על הגירת אברהם כ״גOn the Migration of Abraham 23

א׳
1[127] We have now dealt with the subject of the gifts which God is wont to bestow both on those who are to become wise and for their sake on others. We are told next that “Abraham journeyed even as the Lord spoke to him” (Gen. 12:4).
ב׳
2[128] This is the aim extolled by the best philosophers, to live agreeably to nature; and it is attained whenever the mind, having entered on virtue’s path, walks in the track of right reason and follows God, mindful of His injunctions, and always and in all places recognizing them all as valid both in action and in speech.
ג׳
3[129] For “he journeyed just as the Lord spake to him”: the meaning of this is that as God speaks—and He speaks with consummate beauty and excellence—so the good man does everything, blamelessly keeping straight the path of life, so that the actions of the wise man are nothing else than the words of God.
ד׳
4[130] So in another place He says, “Abraham did ‘all My law’ ” (Gen. 26:5): “Law” being evidently nothing else than the Divine word enjoining what we ought to do and forbidding what we should not do, as Moses testifies by saying “he received a law from His words” (Deut. 33:3 f.).
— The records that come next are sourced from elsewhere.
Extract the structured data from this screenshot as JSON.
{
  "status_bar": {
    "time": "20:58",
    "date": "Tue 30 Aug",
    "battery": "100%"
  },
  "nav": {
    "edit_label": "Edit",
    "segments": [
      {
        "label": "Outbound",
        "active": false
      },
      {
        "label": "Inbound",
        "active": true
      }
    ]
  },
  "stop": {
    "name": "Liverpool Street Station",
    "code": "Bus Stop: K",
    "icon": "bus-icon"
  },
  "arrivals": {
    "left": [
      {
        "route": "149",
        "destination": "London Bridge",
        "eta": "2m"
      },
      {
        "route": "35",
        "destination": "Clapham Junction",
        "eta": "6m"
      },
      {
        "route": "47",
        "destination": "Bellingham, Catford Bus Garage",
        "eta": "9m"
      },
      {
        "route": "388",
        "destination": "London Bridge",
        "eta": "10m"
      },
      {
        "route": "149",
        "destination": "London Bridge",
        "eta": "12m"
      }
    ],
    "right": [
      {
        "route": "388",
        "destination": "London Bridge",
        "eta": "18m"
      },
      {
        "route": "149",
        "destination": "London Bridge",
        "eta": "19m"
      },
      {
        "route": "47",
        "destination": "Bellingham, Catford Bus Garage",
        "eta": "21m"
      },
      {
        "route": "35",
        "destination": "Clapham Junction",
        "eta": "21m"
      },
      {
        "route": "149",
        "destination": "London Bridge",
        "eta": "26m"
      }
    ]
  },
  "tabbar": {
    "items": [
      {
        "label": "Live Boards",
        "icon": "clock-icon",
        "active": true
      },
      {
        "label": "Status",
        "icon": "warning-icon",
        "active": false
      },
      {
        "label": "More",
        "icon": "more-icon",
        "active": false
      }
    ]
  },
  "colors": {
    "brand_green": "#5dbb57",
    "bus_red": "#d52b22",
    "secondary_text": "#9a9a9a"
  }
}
If, then, the law is a Divine word, and the man of true worth “does” the law, he assuredly “does” the word: so that, as I said, God’s words are the wise man’s “doings.”
ה׳
5[131] To follow God is, then, according to Moses, that most holy man, our aim and object, as he says elsewhere too, “thou shalt go in the steps of the Lord thy God” (Deut. 13:4). He is not speaking of movement by the use of our legs, for, while earth carries man, I do not know whether even the whole universe carries God; but is evidently employing figurative language to bring out how the soul should comply with those Divine ordinances, the guiding principle of which is the honouring of Him to Whom all things owe their being.